The Ministry does not benefit from the revenue collected from the COMESA Market.

I thank you, Sir.

Mr Malama: I would like to find out from the hon. Minster what the Ministry is doing to prevent the accidents at COMESA Market.

Mr Tetamashimba: Mr Speaker, although the question is not clear what type of accidents the hon. Member is referring to, whether road or fire, we shall take it that it is the fire accidents because recently, we had a fire disaster at the Market.

Sir, the only way for us to avoid such fires, in areas such as COMESA Market, is to have planned structures. On that plot, the people are masquerading as marketers. That place is not for marketers. It is supposed to be a commercial plot where we would have put up modern shops for people. The only way is to have these people re-located to areas where they can do their markets. For example, the new Soweto Market, which we are going to open this year, is likely to take most of the people who are on that market.

I thank you, Sir.{mospagebreak}


36. Mr Ntundu asked the Minister of Finance and National Planning:

(a) how much money the Government received as dividends from the Zambia National Commercial Bank Plc. from 2002 up to the time when some shares had been sold to Rabobank; and

(b) how much had been paid in dividends to the other shareholders in the above period.

Mr Shakafuswa: Mr Speaker, I wish to inform this august House that, the Government, through the Ministry of Finance and National Planning, received the net amount of K24,820,404,517.98 in form of dividends from the Zambia National Commercial Bank Plc. from 2002 up to the time when some shares were sold to Rabobank.

Below is a table showing the breakdown of how these dividends were paid.

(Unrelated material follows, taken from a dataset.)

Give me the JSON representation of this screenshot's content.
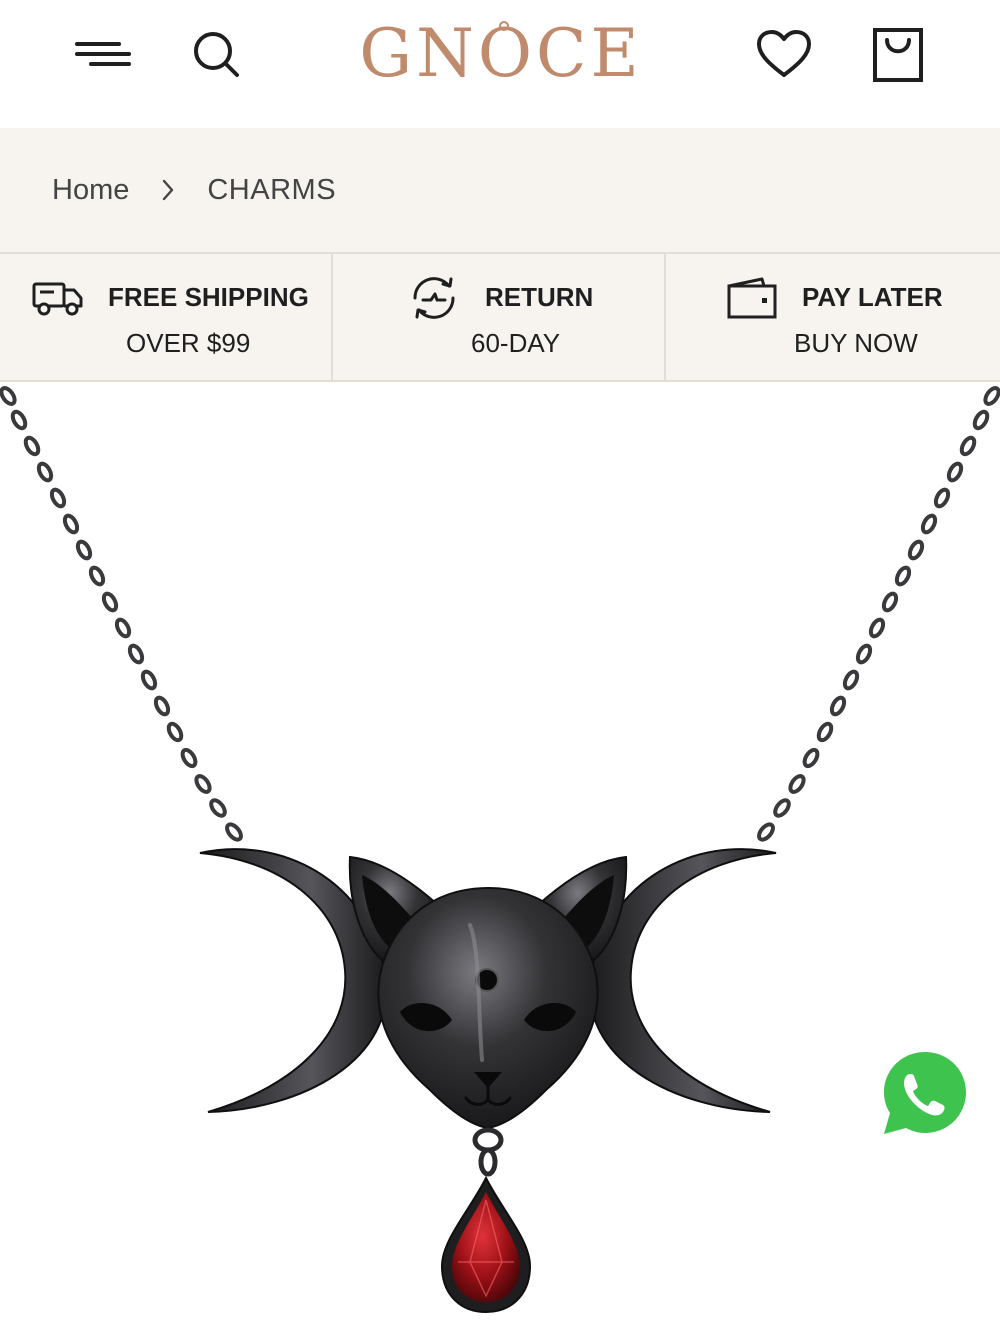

Year          Private Shareholders

2002          K852,012,936.00
2004          K3,999,645,499.74
2005          K9,984,373,041.12
2006          K9,984,373,041.12
Total          K24,820,404,517.98

Mr Speaker, the net amount of K35,877,842.40 was paid in form of dividends to other (private) shareholders by the Zambia National Commercial Bank Plc. from 2002 up to the time some shares were sold to Rabobank.

Below is a table showing the breakdown on how these dividends were paid.

Year            Private Shareholders

2003             K1,440,188.00
2004             K5,746,668.86
2005             K14,345,492.77
2006             K14,345,492.77
Total             K35,877,842.40

Sir, you may wish to take note, however, that during the year 2003, there were no dividends that were declared to both the Government and other shareholders ...


Mr Speaker: Order!

Business was suspended from 1614 hours until 1644 hours.


[MR SPEAKER in the Chair]

Mr Speaker: Order! Due to power failure, there is a technical fault in the Public Address System. Therefore, I adjourn the House.

The House adjourned at 1645 hours until 0900 hours on Friday, 18th January, 2008.